Ma Teng, Zhao Ye, Wei Ke, Yao Guoliang, Pan Chunfeng, Liu Bin, Xia Yang, He Zhicheng, Qi Xiaotong, Li Zhi, Wang Jun, Shao Yongfeng
Cell Physiol Biochem. 2016;38(4):1563-74. doi: 10.1159/000443097. Epub 2016 Apr 14.
BACKGROUND/AIMS: Abnormal expression of microRNA-124 (miR-124) was found in non-small cell lung cancer (NSCLC). However, the association between miR-124 and CDH2 has not been reported yet. This study aims to reveal the inhibiting effects of miR-124 on the expression of CDH2 in NSCLC.
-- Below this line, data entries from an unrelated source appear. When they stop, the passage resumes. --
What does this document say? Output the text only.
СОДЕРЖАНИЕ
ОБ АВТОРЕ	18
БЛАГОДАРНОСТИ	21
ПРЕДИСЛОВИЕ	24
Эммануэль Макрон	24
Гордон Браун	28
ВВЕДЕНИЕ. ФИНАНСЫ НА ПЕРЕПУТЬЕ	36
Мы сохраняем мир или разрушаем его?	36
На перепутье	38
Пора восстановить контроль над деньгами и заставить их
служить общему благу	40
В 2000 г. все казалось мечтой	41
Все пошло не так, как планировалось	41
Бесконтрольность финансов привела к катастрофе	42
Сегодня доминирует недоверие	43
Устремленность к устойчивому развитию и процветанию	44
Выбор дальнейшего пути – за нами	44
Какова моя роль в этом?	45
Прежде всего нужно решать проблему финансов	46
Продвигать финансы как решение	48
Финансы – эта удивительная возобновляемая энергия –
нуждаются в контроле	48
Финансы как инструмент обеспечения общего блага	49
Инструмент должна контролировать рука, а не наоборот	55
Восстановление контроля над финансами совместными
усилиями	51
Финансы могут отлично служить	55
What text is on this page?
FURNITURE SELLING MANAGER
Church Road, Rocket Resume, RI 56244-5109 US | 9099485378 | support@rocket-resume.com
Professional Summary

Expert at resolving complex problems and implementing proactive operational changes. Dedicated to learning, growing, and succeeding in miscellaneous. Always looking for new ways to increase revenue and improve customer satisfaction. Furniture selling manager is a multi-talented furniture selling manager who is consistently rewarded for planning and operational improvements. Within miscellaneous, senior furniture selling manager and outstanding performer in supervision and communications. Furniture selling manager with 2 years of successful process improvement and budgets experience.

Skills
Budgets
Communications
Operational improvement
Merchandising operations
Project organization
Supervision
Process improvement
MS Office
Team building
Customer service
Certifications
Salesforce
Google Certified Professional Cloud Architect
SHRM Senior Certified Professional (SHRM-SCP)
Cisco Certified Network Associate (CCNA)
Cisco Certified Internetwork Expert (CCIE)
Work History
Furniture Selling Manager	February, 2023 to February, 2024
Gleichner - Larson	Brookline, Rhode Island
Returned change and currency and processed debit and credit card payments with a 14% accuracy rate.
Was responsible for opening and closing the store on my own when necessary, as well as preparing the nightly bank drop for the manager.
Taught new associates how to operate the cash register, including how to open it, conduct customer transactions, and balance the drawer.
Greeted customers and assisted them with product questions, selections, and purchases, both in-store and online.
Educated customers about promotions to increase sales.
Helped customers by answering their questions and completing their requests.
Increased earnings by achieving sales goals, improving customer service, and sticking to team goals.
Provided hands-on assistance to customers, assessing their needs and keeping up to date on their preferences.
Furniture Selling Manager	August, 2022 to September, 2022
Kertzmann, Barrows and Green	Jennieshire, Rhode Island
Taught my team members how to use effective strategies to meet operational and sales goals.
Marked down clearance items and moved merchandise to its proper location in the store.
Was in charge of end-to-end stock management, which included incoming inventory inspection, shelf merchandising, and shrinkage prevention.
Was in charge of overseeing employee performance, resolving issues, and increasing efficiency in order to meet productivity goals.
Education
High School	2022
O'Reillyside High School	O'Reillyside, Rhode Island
Quantitative real-time polymerase chain reaction was used to evaluate the expression of miR-124 and CDH2 in NSCLC tissues. Cell viability, apoptosis and invasion assays were carried out in NSCLC cell lines after transfection. The regulation mechanism was confirmed by luciferase report assay and western blot (WB).
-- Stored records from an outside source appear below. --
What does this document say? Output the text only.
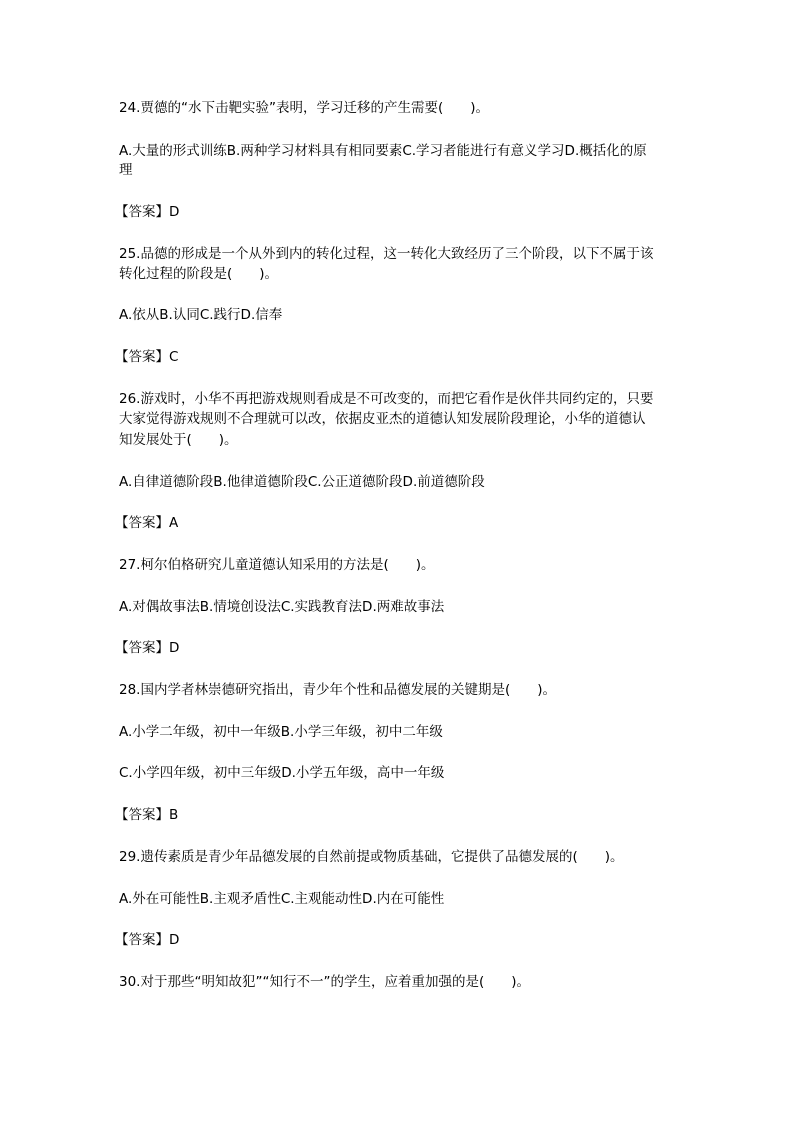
24.贾德的“水下击靶实验”表明，学习迁移的产生需要(　　)。
A.大量的形式训练B.两种学习材料具有相同要素C.学习者能进行有意义学习D.概括化的原
理
【答案】D
25.品德的形成是一个从外到内的转化过程，这一转化大致经历了三个阶段，以下不属于该
转化过程的阶段是(　　)。
A.依从B.认同C.践行D.信奉
【答案】C
26.游戏时，小华不再把游戏规则看成是不可改变的，而把它看作是伙伴共同约定的，只要
大家觉得游戏规则不合理就可以改，依据皮亚杰的道德认知发展阶段理论，小华的道德认
知发展处于(　　)。
A.自律道德阶段B.他律道德阶段C.公正道德阶段D.前道德阶段
【答案】A
27.柯尔伯格研究儿童道德认知采用的方法是(　　)。
A.对偶故事法B.情境创设法C.实践教育法D.两难故事法
【答案】D
28.国内学者林崇德研究指出，青少年个性和品德发展的关键期是(　　)。
A.小学二年级，初中一年级B.小学三年级，初中二年级
C.小学四年级，初中三年级D.小学五年级，高中一年级
【答案】B
29.遗传素质是青少年品德发展的自然前提或物质基础，它提供了品德发展的(　　)。
A.外在可能性B.主观矛盾性C.主观能动性D.内在可能性
【答案】D
30.对于那些“明知故犯”“知行不一”的学生，应着重加强的是(　　)。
Significantly decreased expression of miR-124 was found in NSCLC specimens and cell lines. Overexpression of miR-124 apparently suppressed the proliferation and invasion of NSCLC cell lines in vitro. Luciferase report assay and WB revealed that CDH2 was a target gene of miR-124. Furthermore, results of WB showed that epithelial-mesenchymal transition (EMT) could be inhibited by up-regulation of miR-124.
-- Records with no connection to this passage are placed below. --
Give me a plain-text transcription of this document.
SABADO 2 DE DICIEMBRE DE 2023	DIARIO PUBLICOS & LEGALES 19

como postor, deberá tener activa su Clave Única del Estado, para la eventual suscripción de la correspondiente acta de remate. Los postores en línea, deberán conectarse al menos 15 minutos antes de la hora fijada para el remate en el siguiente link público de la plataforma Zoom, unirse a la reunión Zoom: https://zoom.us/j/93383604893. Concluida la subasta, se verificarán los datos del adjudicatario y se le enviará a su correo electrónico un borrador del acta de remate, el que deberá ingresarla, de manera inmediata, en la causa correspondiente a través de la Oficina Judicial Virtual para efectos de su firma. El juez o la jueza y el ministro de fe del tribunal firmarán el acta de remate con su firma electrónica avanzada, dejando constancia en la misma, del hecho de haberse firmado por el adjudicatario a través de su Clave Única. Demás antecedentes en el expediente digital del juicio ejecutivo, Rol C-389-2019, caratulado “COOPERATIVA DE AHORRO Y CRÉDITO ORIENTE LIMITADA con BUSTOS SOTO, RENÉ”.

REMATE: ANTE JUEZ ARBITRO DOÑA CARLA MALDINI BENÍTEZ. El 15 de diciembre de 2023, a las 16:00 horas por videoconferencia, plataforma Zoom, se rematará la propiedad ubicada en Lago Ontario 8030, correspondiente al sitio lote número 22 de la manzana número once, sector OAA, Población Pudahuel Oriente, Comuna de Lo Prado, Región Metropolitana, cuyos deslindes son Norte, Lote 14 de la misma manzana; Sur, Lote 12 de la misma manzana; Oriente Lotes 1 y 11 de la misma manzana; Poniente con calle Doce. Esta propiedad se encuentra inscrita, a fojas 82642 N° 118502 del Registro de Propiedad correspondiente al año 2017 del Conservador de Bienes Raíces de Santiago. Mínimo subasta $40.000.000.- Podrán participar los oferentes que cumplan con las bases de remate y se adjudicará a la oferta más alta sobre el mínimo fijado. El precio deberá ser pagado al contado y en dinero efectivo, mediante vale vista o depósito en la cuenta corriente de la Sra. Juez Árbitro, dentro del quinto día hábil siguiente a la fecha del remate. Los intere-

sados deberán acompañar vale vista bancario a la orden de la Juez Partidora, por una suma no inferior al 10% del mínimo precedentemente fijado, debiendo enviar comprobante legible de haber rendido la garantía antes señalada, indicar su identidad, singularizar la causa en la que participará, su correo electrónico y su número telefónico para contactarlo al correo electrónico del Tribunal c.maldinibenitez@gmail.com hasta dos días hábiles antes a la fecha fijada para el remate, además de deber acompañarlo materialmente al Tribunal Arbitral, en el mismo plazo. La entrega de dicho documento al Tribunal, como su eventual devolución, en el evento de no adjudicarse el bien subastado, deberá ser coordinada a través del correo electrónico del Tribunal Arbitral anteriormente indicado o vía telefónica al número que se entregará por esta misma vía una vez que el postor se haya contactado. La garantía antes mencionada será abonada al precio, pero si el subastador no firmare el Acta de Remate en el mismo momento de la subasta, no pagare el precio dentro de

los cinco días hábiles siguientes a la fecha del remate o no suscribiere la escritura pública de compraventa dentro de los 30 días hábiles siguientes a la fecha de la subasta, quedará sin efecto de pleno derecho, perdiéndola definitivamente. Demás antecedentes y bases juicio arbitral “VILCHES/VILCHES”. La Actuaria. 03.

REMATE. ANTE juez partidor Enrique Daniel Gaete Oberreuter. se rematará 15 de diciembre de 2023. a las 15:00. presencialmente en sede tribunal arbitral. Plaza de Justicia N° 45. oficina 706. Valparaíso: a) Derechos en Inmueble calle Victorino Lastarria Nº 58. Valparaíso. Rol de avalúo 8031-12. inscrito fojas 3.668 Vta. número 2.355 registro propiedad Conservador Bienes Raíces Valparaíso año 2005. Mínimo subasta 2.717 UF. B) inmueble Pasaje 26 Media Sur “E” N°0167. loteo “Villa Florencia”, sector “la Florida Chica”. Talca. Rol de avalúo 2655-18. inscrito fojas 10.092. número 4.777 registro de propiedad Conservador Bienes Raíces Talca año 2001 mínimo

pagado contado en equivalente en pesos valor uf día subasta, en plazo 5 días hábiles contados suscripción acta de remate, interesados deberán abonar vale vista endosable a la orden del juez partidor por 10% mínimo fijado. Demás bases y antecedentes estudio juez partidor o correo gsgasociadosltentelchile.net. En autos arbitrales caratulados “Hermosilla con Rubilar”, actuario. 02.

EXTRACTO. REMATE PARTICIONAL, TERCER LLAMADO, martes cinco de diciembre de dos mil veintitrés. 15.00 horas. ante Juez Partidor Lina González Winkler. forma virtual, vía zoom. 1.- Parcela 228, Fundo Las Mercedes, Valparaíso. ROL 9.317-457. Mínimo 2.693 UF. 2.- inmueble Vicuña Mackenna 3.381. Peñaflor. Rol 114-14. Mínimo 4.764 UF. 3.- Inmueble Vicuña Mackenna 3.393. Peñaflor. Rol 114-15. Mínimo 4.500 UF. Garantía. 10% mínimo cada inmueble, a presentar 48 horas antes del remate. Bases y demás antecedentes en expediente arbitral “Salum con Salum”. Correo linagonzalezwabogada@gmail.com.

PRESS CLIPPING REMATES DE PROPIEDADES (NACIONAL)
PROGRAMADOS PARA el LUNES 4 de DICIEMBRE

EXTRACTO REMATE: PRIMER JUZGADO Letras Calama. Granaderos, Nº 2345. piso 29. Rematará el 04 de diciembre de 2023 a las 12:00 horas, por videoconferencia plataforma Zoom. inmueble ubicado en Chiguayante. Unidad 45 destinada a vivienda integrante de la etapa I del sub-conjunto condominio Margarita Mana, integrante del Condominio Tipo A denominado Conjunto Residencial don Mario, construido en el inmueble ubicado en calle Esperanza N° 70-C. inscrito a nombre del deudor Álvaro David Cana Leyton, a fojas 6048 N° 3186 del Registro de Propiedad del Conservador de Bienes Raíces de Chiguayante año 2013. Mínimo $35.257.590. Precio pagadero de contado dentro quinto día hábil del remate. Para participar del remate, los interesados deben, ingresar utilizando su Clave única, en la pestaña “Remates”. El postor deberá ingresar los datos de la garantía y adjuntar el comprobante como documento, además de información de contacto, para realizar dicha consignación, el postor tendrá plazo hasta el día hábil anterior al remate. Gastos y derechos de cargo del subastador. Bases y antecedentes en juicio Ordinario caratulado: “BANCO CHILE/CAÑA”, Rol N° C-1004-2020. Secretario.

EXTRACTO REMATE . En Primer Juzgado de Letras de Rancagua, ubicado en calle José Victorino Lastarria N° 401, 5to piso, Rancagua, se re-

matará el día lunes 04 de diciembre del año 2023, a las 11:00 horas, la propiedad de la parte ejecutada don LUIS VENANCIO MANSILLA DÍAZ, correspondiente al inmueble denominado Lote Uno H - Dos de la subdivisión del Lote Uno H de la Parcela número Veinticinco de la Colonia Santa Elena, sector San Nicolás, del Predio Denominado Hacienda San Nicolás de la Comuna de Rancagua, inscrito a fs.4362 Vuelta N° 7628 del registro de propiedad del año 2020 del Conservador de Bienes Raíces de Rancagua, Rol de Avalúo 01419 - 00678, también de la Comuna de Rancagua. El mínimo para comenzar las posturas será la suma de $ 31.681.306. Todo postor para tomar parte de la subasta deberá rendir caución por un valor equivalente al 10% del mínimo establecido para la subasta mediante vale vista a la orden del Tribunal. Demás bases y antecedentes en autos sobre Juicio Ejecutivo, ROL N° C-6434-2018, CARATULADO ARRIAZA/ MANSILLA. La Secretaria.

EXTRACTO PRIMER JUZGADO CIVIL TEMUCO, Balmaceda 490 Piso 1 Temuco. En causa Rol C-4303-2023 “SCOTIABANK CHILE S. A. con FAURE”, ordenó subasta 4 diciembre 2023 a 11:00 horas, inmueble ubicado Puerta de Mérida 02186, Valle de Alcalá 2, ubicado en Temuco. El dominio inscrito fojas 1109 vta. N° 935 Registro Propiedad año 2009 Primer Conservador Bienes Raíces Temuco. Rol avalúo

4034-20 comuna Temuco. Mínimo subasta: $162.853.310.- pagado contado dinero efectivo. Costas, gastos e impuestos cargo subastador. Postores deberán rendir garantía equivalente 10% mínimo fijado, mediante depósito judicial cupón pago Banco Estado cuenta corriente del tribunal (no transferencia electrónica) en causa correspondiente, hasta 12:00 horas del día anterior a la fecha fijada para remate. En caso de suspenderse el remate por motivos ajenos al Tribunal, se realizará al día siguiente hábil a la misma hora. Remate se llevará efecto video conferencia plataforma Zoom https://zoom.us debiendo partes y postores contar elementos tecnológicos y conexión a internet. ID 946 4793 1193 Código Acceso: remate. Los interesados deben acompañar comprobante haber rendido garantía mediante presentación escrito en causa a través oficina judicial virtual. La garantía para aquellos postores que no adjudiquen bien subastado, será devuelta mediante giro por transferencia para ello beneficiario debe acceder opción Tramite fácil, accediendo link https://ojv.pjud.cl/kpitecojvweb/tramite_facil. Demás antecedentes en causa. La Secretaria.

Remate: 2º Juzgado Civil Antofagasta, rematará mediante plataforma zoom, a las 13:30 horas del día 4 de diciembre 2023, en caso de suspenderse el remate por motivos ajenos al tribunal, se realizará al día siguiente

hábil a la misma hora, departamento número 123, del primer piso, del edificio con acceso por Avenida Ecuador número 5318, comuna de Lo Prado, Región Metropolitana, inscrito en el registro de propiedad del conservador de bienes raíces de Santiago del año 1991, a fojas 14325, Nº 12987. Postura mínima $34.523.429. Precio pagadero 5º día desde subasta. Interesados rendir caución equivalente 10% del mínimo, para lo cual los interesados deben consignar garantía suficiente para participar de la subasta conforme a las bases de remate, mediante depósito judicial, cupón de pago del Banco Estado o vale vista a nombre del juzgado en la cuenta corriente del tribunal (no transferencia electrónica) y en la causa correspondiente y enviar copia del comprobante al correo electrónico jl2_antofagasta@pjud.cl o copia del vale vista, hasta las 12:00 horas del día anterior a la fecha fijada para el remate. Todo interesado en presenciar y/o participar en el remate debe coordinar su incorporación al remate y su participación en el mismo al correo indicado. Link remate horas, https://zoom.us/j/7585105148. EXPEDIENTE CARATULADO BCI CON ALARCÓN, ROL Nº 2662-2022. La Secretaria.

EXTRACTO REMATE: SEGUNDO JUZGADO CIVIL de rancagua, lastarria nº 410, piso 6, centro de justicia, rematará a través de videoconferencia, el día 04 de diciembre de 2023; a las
Taken together, our findings present the first evidence that miR-124 could suppress the expression of CDH2 and regulate EMT, which might lead to a potential therapeutic strategy focusing on miR-124 and CDH2 for human lung cancer.
背景/目的:在非小细胞肺癌(NSCLC)中发现了微小RNA-124(miR-124)的异常表达。然而,miR-124与CDH2之间的关联尚未见报道。本研究旨在揭示miR-124对NSCLC中CDH2表达的抑制作用。
采用定量实时聚合酶链反应评估NSCLC组织中miR-124和CDH2的表达。转染后在NSCLC细胞系中进行细胞活力、凋亡和侵袭实验。通过荧光素酶报告实验和蛋白质免疫印迹(WB)证实调控机制。
在NSCLC标本和细胞系中发现miR-124表达显著降低。miR-124的过表达明显抑制了NSCLC细胞系在体外的增殖和侵袭。荧光素酶报告实验和WB显示CDH2是miR-124的靶基因。此外,WB结果表明上调miR-124可抑制上皮-间质转化(EMT)。
综上所述,我们的研究结果首次证明miR-124可抑制CDH2的表达并调节EMT,这可能为人类肺癌提供一种针对miR-124和CDH2的潜在治疗策略。